![]()
As you might know, okular supports a number of file formats. One of the formats it supports is [w:DjVu|DjVu], as you can see in the screenshot.
Its implementaton works quite nicely, although the page pixmaps generation is still synchronous, and we can not extract text from DjVu documents yet, but these are problems we are working on, hoping to fix them soon.
In the implementation I wrote, I was able to extract almost all the kind of metadata in a documents: for example the table of contents, or hyperlinks, or also the text or line annotations (you did not know a DjVu document could have annotation, did you?
)
What I'm missing to implement is the extraction from the metadata the information about author, year, title, etc., not because it's particularly difficult, but because I still miss a simple document test case with such kind of information.

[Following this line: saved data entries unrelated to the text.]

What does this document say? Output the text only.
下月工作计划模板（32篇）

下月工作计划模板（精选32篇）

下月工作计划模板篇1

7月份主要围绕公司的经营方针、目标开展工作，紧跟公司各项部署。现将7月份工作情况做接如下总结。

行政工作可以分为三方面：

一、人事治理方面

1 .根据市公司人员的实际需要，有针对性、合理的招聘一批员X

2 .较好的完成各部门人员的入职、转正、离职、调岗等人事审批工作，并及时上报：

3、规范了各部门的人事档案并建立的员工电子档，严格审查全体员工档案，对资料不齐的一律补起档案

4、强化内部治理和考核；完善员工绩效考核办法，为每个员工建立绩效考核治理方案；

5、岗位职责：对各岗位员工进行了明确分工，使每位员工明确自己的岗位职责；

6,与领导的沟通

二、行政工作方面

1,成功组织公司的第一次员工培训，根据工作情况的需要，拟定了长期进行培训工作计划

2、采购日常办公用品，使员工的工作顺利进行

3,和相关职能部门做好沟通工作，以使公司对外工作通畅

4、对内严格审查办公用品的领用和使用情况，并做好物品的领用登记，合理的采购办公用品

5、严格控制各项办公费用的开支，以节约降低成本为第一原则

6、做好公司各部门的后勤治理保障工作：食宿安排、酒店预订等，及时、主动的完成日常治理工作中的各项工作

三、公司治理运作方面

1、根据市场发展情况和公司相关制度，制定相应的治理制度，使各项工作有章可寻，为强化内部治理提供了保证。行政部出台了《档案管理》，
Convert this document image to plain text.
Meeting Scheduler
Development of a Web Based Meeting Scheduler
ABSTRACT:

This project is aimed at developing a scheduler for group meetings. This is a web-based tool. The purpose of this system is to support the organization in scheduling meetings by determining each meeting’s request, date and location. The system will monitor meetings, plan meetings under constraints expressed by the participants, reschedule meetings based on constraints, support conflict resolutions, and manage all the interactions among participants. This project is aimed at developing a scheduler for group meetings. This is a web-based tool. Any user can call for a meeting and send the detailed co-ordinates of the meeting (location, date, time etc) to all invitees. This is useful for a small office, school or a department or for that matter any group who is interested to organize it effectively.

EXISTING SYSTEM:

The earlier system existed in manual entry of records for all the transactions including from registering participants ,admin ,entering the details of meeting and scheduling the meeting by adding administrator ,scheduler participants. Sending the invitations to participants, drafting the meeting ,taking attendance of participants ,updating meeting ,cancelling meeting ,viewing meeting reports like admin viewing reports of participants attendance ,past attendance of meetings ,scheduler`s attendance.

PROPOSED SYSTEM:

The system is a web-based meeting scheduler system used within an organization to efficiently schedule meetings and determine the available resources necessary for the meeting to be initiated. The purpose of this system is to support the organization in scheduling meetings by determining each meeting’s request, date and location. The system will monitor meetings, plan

So, basically, what I'm asking is if anyone of you have any documents with this information 
Knowing if a DjVu document has this information is really simple: use a simple DjVuLibre utility called djvused (usually packaged with DjVuLibre or in a separate djvulibre-bin, like Debian/Ubuntu) this way:
djvused -e 'output-all' mydocument.djvu | grep '(metadata'If you get any output, then that document might be a nice candidate! If the document is not private, you could sent it to me. There's no real prize, just a big "Thanks!" and your name in the commit log of the feature

NIPS has such documents
NIPS has an interface to search through their volumes by Author/Title. When I take some random document from there and check it with your command given above I at least get the title.
If I do not grep but "|less" the content prodiced by djvused I see for example:
(metadata (title "Programmable Reinforcement Learning Agents")(author "David Andre, Stuart J. Russell")
(booktitle "Advances in Neural Information Processing Systems, 2000 (NIPS'2000)"
)
(editor "Todd Leen, Tom Dietterich, Volker Tresp")
(publisher "MIT Press")
(year "2001")
(volume "13"))
That should help.
liquidat
Thanks!
Sure it helped - I was able to read successfully those information
Great!
Thanks Pino, DjVu is very important for me! I have tons of scanned books in DjVu format and some scientific archives like www.numdam.org propose the DjVu file format.
I tried the command and unfortunately, none of my DjVu files seems to have metadata.
-- Benoit (bjacob)